The pressure provided by the intermediate compartment can be increased or decreased according to the needs, according to the type of the products and of their sterilization or pasteurization temperature. However, if this pressure exceeds a maximum value, the level of liquid of the columns will overflow. The maximum pressure applicable within the device is thus increased by the height and the number of columns during manufacture.
The known devices for continuous sterilization or pasteurization thus have the drawback of having a maximum pressure fixed during manufacture and, hence, a maximum pasteurization or sterilization temperature. Under these circumstances, it can happen that for the sterilization or the pasteurization of a line of goods, a large majority of them require an installation the heating compartment of which would include a limited number of hydrostatic columns, while, to cover a minority of products, the counter-pressure to be applied would be such that it would be necessary to substantially increase the number of these columns, which would result into a substantial increase in the cost of the installation.

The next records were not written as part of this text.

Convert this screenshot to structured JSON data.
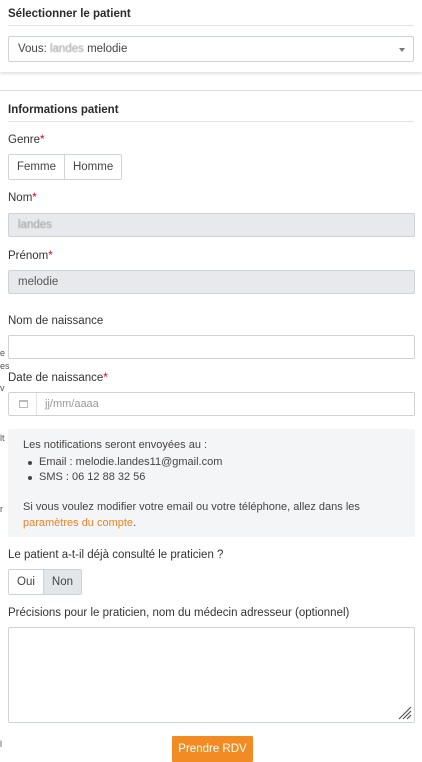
{
  "select_patient": {
    "title": "Sélectionner le patient",
    "prefix": "Vous: ",
    "last_name": "landes",
    "first_name": "melodie"
  },
  "patient_info": {
    "title": "Informations patient",
    "genre_label": "Genre",
    "genre_options": [
      "Femme",
      "Homme"
    ],
    "nom_label": "Nom",
    "nom_value": "landes",
    "prenom_label": "Prénom",
    "prenom_value": "melodie",
    "nom_naissance_label": "Nom de naissance",
    "nom_naissance_value": "",
    "date_naissance_label": "Date de naissance",
    "date_placeholder": "jj/mm/aaaa",
    "required_marker": "*"
  },
  "notice": {
    "title": "Les notifications seront envoyées au :",
    "items": [
      "Email : melodie.landes11@gmail.com",
      "SMS : 06 12 88 32 56"
    ],
    "text": "Si vous voulez modifier votre email ou votre téléphone, allez dans les",
    "link": "paramètres du compte",
    "link_suffix": "."
  },
  "consulted": {
    "question": "Le patient a-t-il déjà consulté le praticien ?",
    "options": [
      "Oui",
      "Non"
    ],
    "selected": "Non"
  },
  "precisions": {
    "label": "Précisions pour le praticien, nom du médecin adresseur (optionnel)",
    "value": ""
  },
  "submit_label": "Prendre RDV",
  "edge_marks": [
    "e",
    "es",
    "8",
    "v",
    "lt",
    "r",
    "l"
  ],
  "colors": {
    "accent": "#f28b24",
    "link": "#e8842b",
    "required": "#d0021b",
    "selected_bg": "#e3e6e9",
    "notice_bg": "#f4f5f7"
  }
}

In U.S. Pat. No. 3,340,791 is disclosed a device for the sterilization of products, in particular glass containers, which is nevertheless without part of these drawbacks. To this end, it comprises a chamber under pressure in which circulates an endless conveyor conveying of products to be sterilized from a chamber under high air pressure to a hydrostatic heating chamber, then through a sterilization chamber, also pressurized, and to a hydrostatic cooling chamber, to finally return into said pressurized chamber. In this connection, said chamber comprises means for loading and unloading said conveyor, which are in the form of a rotary valve under pressure at the inlet and the outlet of the chamber. The hydrostatic chambers are in the form of a compartment, filled with hydrostatic liquid, arranged vertically and a portion of which is lengthened horizontally in order to heat or cool the products under constant pressure. In this connection, it should be noted that these hydrostatic chambers are heated so that at their upper ends, emerging into the sterilization chamber, the liquid is hot, while at their lower end, emerging into the chamber under high air pressure, the liquid is colder. In this way, the products are gradually heated during their passing into the hydrostatic heating chamber and slowly cooled during their being conveyed through the cooling chamber.
Even though it allows to vary the pressure within the chamber by increasing or decreasing the pressure of the highly pressurized chamber, accessible through valves, at the same time as the pressure of the sterilization chamber, this device is aimed at sterilizing solid packaging, such as a glass bottle and is not suitable for flexible or partly flexible packaging. Hence, it has the drawback of applying too high a pressure on the products, the highest in the whole chamber, right from their entering into the pressure chamber, so that flexible packaging can be damaged.
Moreover, the devices of the state of the art generally have the drawback that once the process has been launched, there is little possibility of modifying the parameters, such as the pressure and the temperatures the products are submitted to, but more particularly the sterilization, heating and/or cooling time.